高級モールの中は広々とした空間が広がっています。散歩するだけでも楽しい場所になっています。



(写真:高級モールの内部)

郊外に在る世界最大級のモールという場所に行ってみました。建物の外周に大きな道路があり、その内部に広大な駐車場がありました。端から端までメインの道を散歩してみましたが、ゆっくりと歩いた事もあるのでしょうが、1時間以上かかってしまいました。この他に脇道もあるのですから実際にはどれだけの時間がかかるか分かりません。



(写真:超大型モールの内部)



06・マイアミ水族館

マイアミというとイルカ、イルカというと水族館・・という連想が浮かび、海の無い国に住んでいる当方にとって非常に行きたい場所が水族館です。マイアミ水族館というのは有名らしく期待をもって出かけました。

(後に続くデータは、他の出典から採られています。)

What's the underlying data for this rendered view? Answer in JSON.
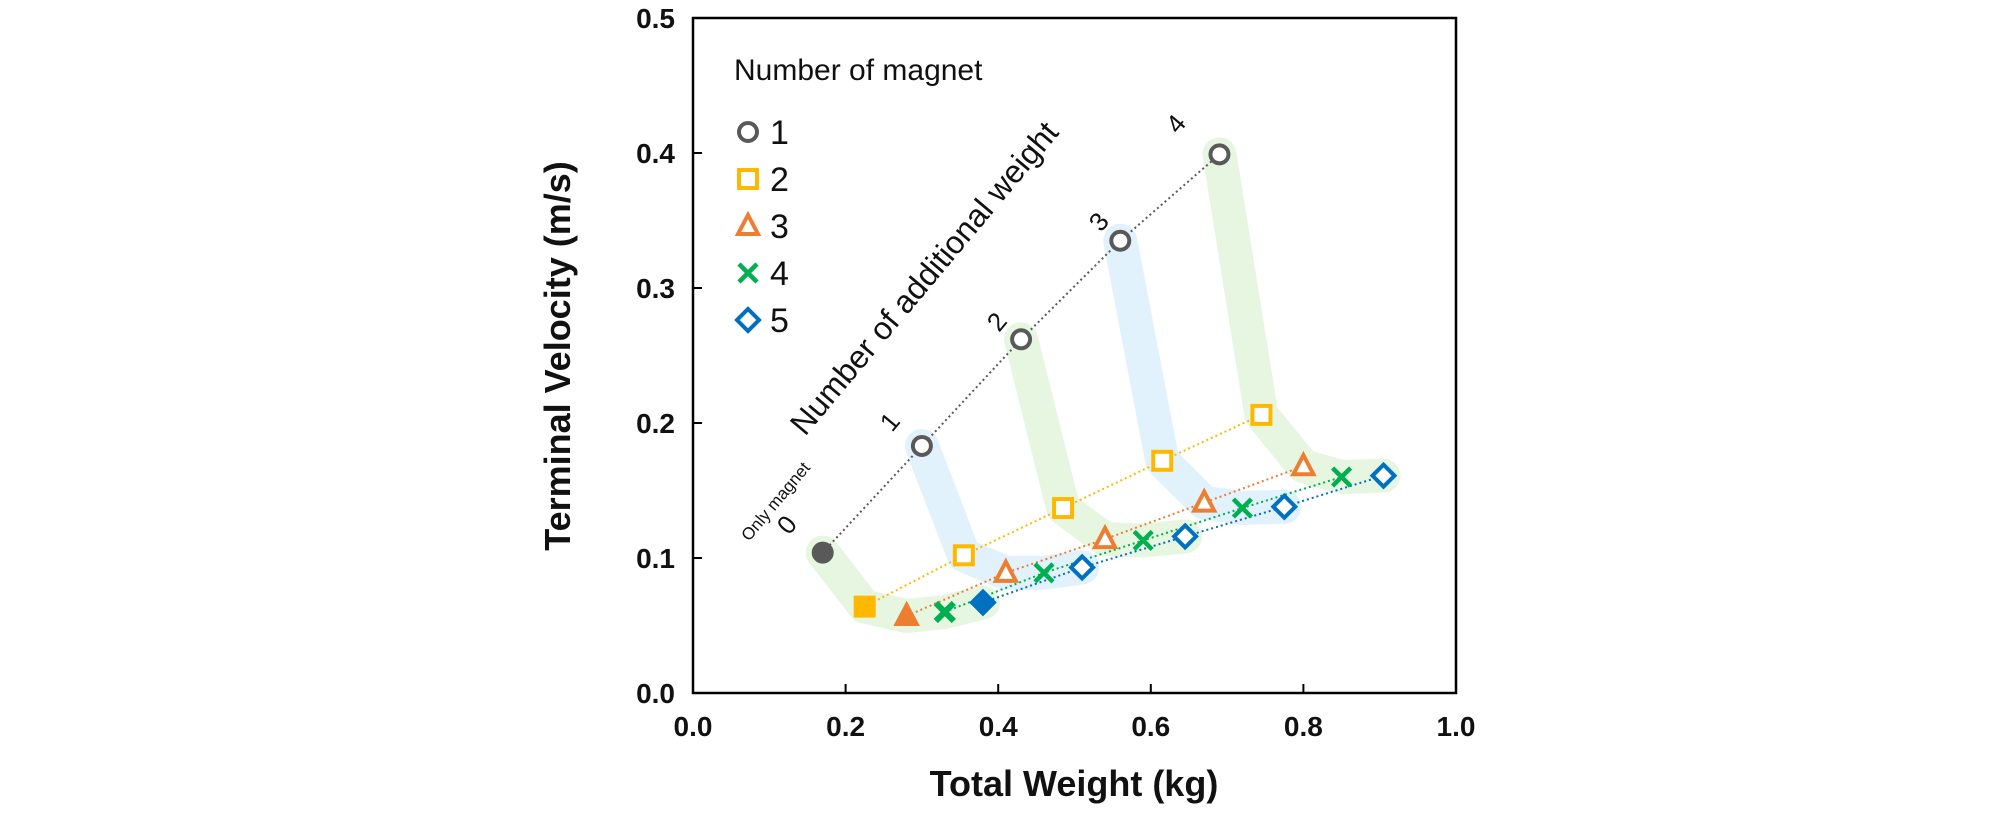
{
  "chart_data": {
    "type": "scatter",
    "title": "",
    "xlabel": "Total Weight (kg)",
    "ylabel": "Terminal Velocity (m/s)",
    "xlim": [
      0.0,
      1.0
    ],
    "ylim": [
      0.0,
      0.5
    ],
    "x_ticks": [
      "0.0",
      "0.2",
      "0.4",
      "0.6",
      "0.8",
      "1.0"
    ],
    "y_ticks": [
      "0.0",
      "0.1",
      "0.2",
      "0.3",
      "0.4",
      "0.5"
    ],
    "grid": false,
    "legend": {
      "title": "Number of magnet",
      "placement": "top-left"
    },
    "series": [
      {
        "name": "1",
        "marker": "circle",
        "color": "#595959",
        "x": [
          0.17,
          0.3,
          0.43,
          0.56,
          0.69
        ],
        "y": [
          0.104,
          0.183,
          0.262,
          0.335,
          0.399
        ]
      },
      {
        "name": "2",
        "marker": "square",
        "color": "#ffb800",
        "x": [
          0.225,
          0.355,
          0.485,
          0.615,
          0.745
        ],
        "y": [
          0.064,
          0.102,
          0.137,
          0.172,
          0.206
        ]
      },
      {
        "name": "3",
        "marker": "triangle",
        "color": "#ed7d31",
        "x": [
          0.28,
          0.41,
          0.54,
          0.67,
          0.8
        ],
        "y": [
          0.057,
          0.089,
          0.114,
          0.141,
          0.168
        ]
      },
      {
        "name": "4",
        "marker": "x",
        "color": "#00b050",
        "x": [
          0.33,
          0.46,
          0.59,
          0.72,
          0.85
        ],
        "y": [
          0.06,
          0.089,
          0.113,
          0.137,
          0.16
        ]
      },
      {
        "name": "5",
        "marker": "diamond",
        "color": "#0070c0",
        "x": [
          0.38,
          0.51,
          0.645,
          0.775,
          0.905
        ],
        "y": [
          0.067,
          0.093,
          0.116,
          0.138,
          0.161
        ]
      }
    ],
    "annotations": {
      "rotated_title": "Number of additional weight",
      "only_magnet": "Only magnet",
      "counts": [
        "0",
        "1",
        "2",
        "3",
        "4"
      ]
    }
  }
}
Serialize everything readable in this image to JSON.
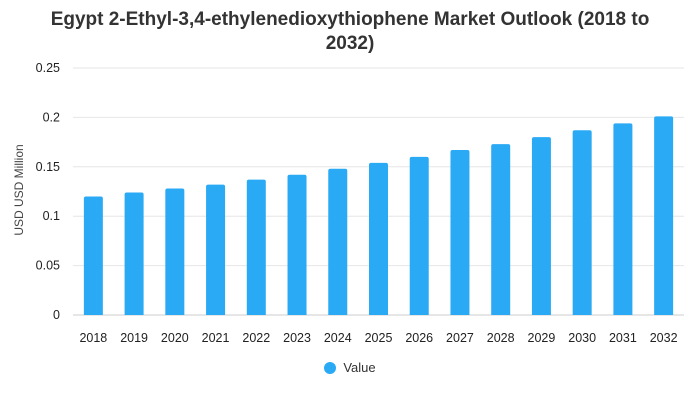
{
  "chart_data": {
    "type": "bar",
    "title": "Egypt 2-Ethyl-3,4-ethylenedioxythiophene Market Outlook (2018 to 2032)",
    "xlabel": "",
    "ylabel": "USD USD Million",
    "categories": [
      "2018",
      "2019",
      "2020",
      "2021",
      "2022",
      "2023",
      "2024",
      "2025",
      "2026",
      "2027",
      "2028",
      "2029",
      "2030",
      "2031",
      "2032"
    ],
    "series": [
      {
        "name": "Value",
        "color": "#2aaaf5",
        "values": [
          0.12,
          0.124,
          0.128,
          0.132,
          0.137,
          0.142,
          0.148,
          0.154,
          0.16,
          0.167,
          0.173,
          0.18,
          0.187,
          0.194,
          0.201
        ]
      }
    ],
    "ylim": [
      0,
      0.25
    ],
    "yticks": [
      "0",
      "0.05",
      "0.1",
      "0.15",
      "0.2",
      "0.25"
    ],
    "grid": true,
    "legend_position": "bottom-center"
  }
}
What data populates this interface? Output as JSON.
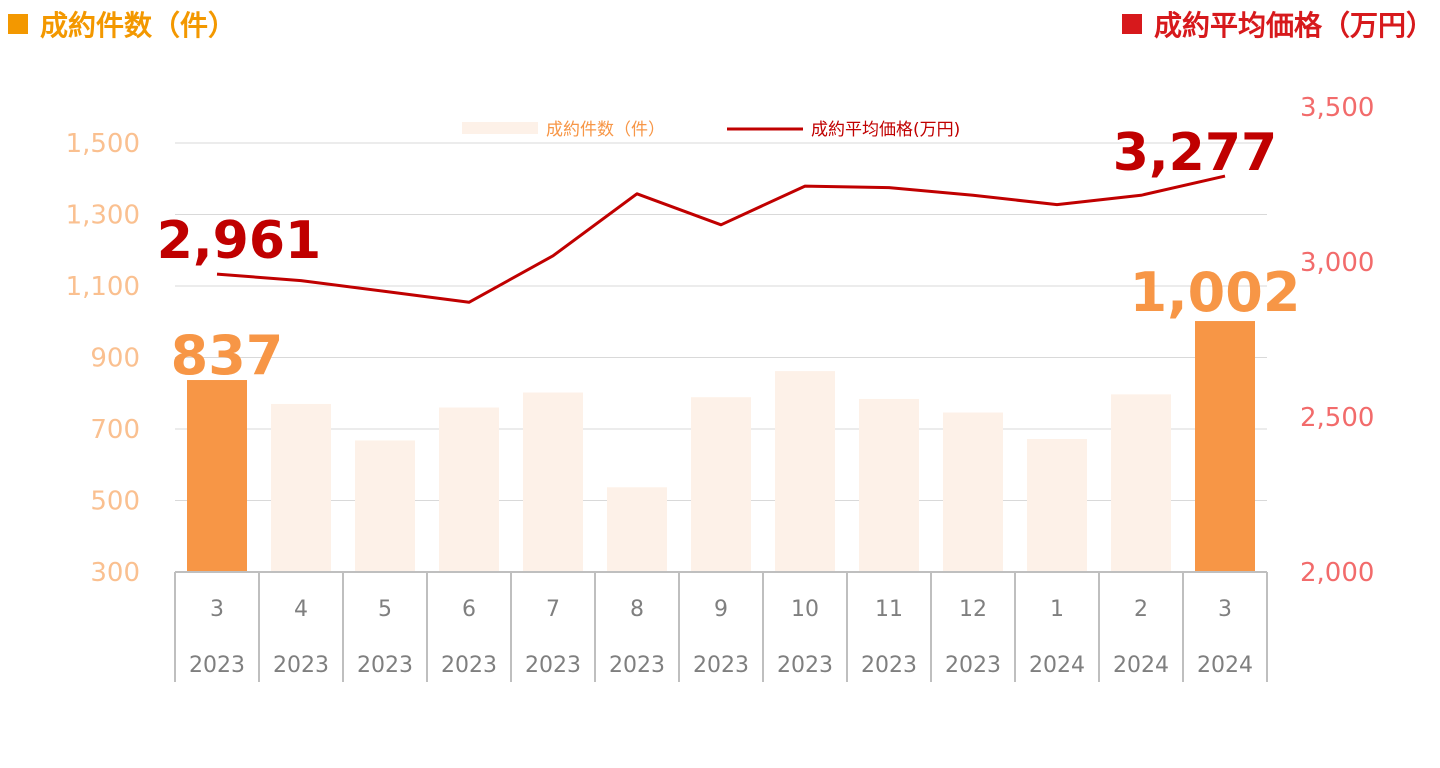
{
  "header": {
    "left_title": "成約件数（件）",
    "left_color": "#f39800",
    "right_title": "成約平均価格（万円）",
    "right_color": "#d7191c"
  },
  "chart_data": {
    "type": "bar+line",
    "categories": [
      {
        "month": "3",
        "year": "2023"
      },
      {
        "month": "4",
        "year": "2023"
      },
      {
        "month": "5",
        "year": "2023"
      },
      {
        "month": "6",
        "year": "2023"
      },
      {
        "month": "7",
        "year": "2023"
      },
      {
        "month": "8",
        "year": "2023"
      },
      {
        "month": "9",
        "year": "2023"
      },
      {
        "month": "10",
        "year": "2023"
      },
      {
        "month": "11",
        "year": "2023"
      },
      {
        "month": "12",
        "year": "2023"
      },
      {
        "month": "1",
        "year": "2024"
      },
      {
        "month": "2",
        "year": "2024"
      },
      {
        "month": "3",
        "year": "2024"
      }
    ],
    "bar_series": {
      "name": "成約件数（件）",
      "values": [
        837,
        770,
        668,
        760,
        802,
        537,
        789,
        862,
        784,
        746,
        672,
        797,
        1002
      ],
      "highlight_indices": [
        0,
        12
      ],
      "color": "#fdf1e8",
      "highlight_color": "#f79646",
      "axis": "left"
    },
    "line_series": {
      "name": "成約平均価格(万円)",
      "values": [
        2961,
        2940,
        2905,
        2870,
        3020,
        3220,
        3120,
        3245,
        3240,
        3215,
        3185,
        3215,
        3277
      ],
      "color": "#c00000",
      "axis": "right"
    },
    "data_labels": {
      "bar_first": "837",
      "bar_last": "1,002",
      "line_first": "2,961",
      "line_last": "3,277",
      "bar_label_color": "#f79646",
      "line_label_color": "#c00000"
    },
    "left_axis": {
      "ylim": [
        300,
        1500
      ],
      "ticks": [
        "300",
        "500",
        "700",
        "900",
        "1,100",
        "1,300",
        "1,500"
      ],
      "tick_values": [
        300,
        500,
        700,
        900,
        1100,
        1300,
        1500
      ],
      "color": "#fac090"
    },
    "right_axis": {
      "ylim": [
        2000,
        3500
      ],
      "ticks": [
        "2,000",
        "2,500",
        "3,000",
        "3,500"
      ],
      "tick_values": [
        2000,
        2500,
        3000,
        3500
      ],
      "color": "#f26b6b"
    },
    "grid": true,
    "legend_placement": "top-center",
    "legend": {
      "bar_label": "成約件数（件）",
      "bar_text_color": "#f79646",
      "line_label": "成約平均価格(万円)",
      "line_text_color": "#c00000"
    }
  }
}
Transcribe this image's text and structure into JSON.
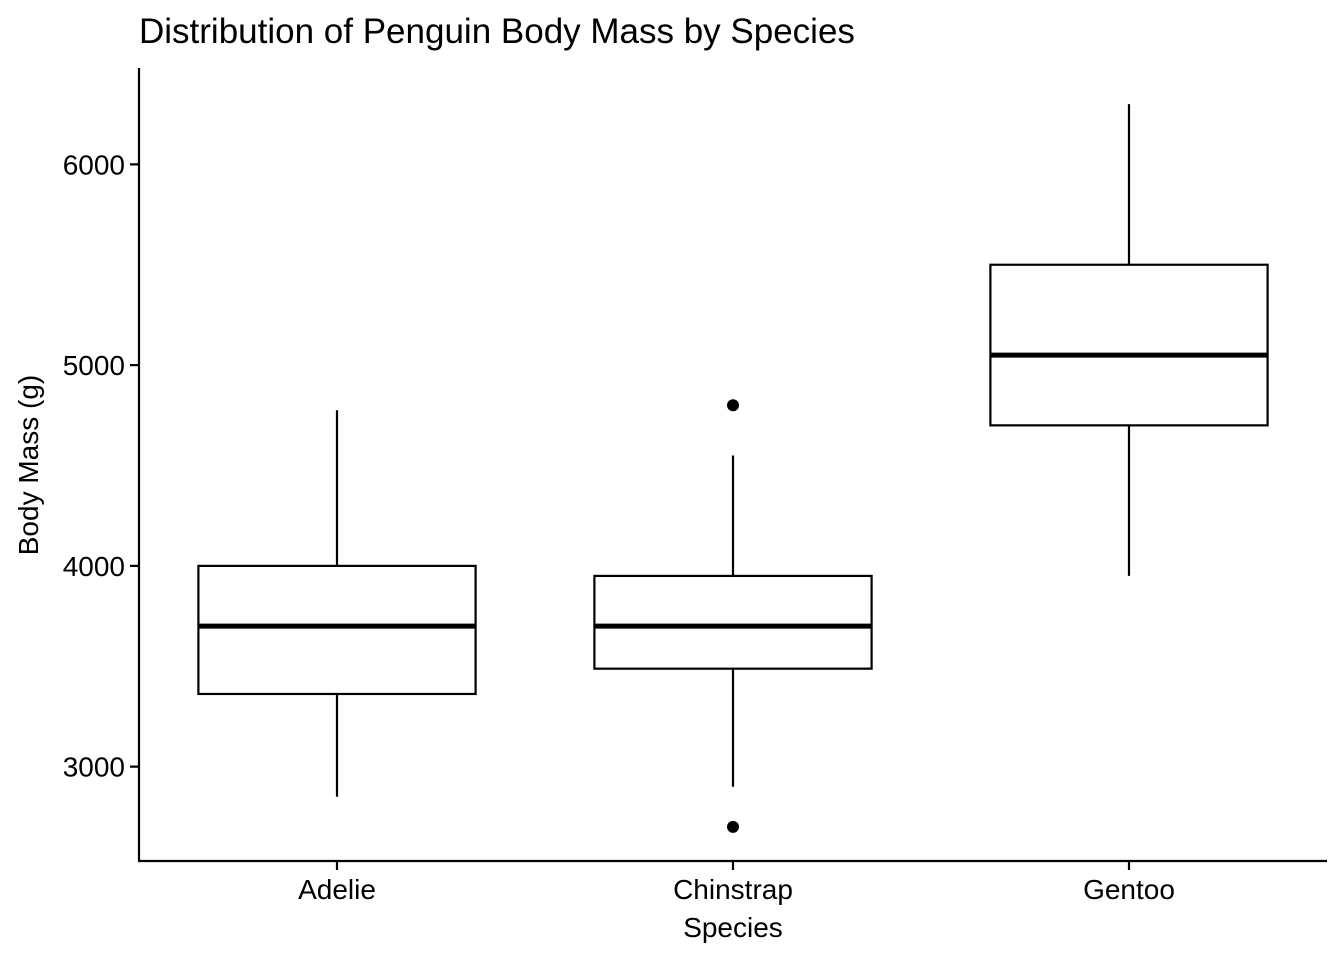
{
  "chart_data": {
    "type": "boxplot",
    "title": "Distribution of Penguin Body Mass by Species",
    "xlabel": "Species",
    "ylabel": "Body Mass (g)",
    "ylim": [
      2530,
      6480
    ],
    "y_ticks": [
      3000,
      4000,
      5000,
      6000
    ],
    "categories": [
      "Adelie",
      "Chinstrap",
      "Gentoo"
    ],
    "boxes": [
      {
        "category": "Adelie",
        "whisker_low": 2850,
        "q1": 3362,
        "median": 3700,
        "q3": 4000,
        "whisker_high": 4775,
        "outliers": []
      },
      {
        "category": "Chinstrap",
        "whisker_low": 2900,
        "q1": 3488,
        "median": 3700,
        "q3": 3950,
        "whisker_high": 4550,
        "outliers": [
          4800,
          2700
        ]
      },
      {
        "category": "Gentoo",
        "whisker_low": 3950,
        "q1": 4700,
        "median": 5050,
        "q3": 5500,
        "whisker_high": 6300,
        "outliers": []
      }
    ],
    "grid": false,
    "legend": "none",
    "colors": {
      "box_fill": "#ffffff",
      "line": "#000000"
    }
  }
}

駐車料金も入場料も非常に高い割にはたいした事はありませんでした。水族館としてもディズニーのエプコット内部にあるものの方がずっと良かったように思います。八景島の水族館などには足元にも及びません。ここは日本でイメージする水族館では無く、ショーを見る場所のようです。イルカ、あざらし、鯨のショーがありこれは楽しめました。半日楽しむには適当な場所なのかも知れません。ただ日本から訪問した人が行くような場所では無い様に思います。確かにここでは日本人は見掛けませんでした。



(写真:イルカのショー-)




(写真 あざらしのショー)



(写真:鯨のショー)



07・交通機関

自動車社会のマイアミにも公共交通機関はあります。一番利用されているのが、バスです。色々な路線があるようで、マイナーや年配の方達の足として活躍しています。料金は1ドル25セント統一です。日本よりは安いですが、パラグアイのバスの数倍の運賃ですね。




(写真:バス)


ダウンタウンを周遊しているのがメトロムーバー、休日であったから知れませんが、「無料」でした。駅は非常に小奇麗に出来ています。



(写真:メトロムーバーの駅)

無料ですからどのような電車が走っているのか心配になりましたが、小さいが綺麗で清潔な電車でした。完全無人なのは少々怖い印象があります。路線はダウンタウンを周回するものの他、北と南に向かう支線がありました。高い位置を走り窓も大きいのでダウンタウンの様子を楽しむ事が出来ました。



(写真:メトロムーバー)

マイアミを南北に走るメトロムーバ−という電車もあります。地下鉄では無く高架なのでこちらも外をじっくり見て楽しむ事が出来ます。



(写真:メトロレール)

鉄道も数路線あるようです。上で紹介した列車の途中駅に立ち寄りました。駅舎も簡素で寂れていました。実はこの近くに長距離鉄道アムトラックのマイアミ駅であるというのでそこに行くつもりでここに降り立ったのですが、誰も駅がどこにあるのか知りませんでした。何とか警官に尋ねて行きましたが、大きな駅舎には人影も無く、二人の老人の駅員が居るだけでした。鉄道を利用するには覚悟が必要なようですね。



(写真:郊外行きの列車の駅)


一つ面白いと思ったのはスクールバスですね。映画などでもよく出て来るのでお馴染みの黄色のバスですが、全部これだとは知りませんでした。米国人というのは相当頑固で、一度決めた事はなかなか変えないのかも知れません。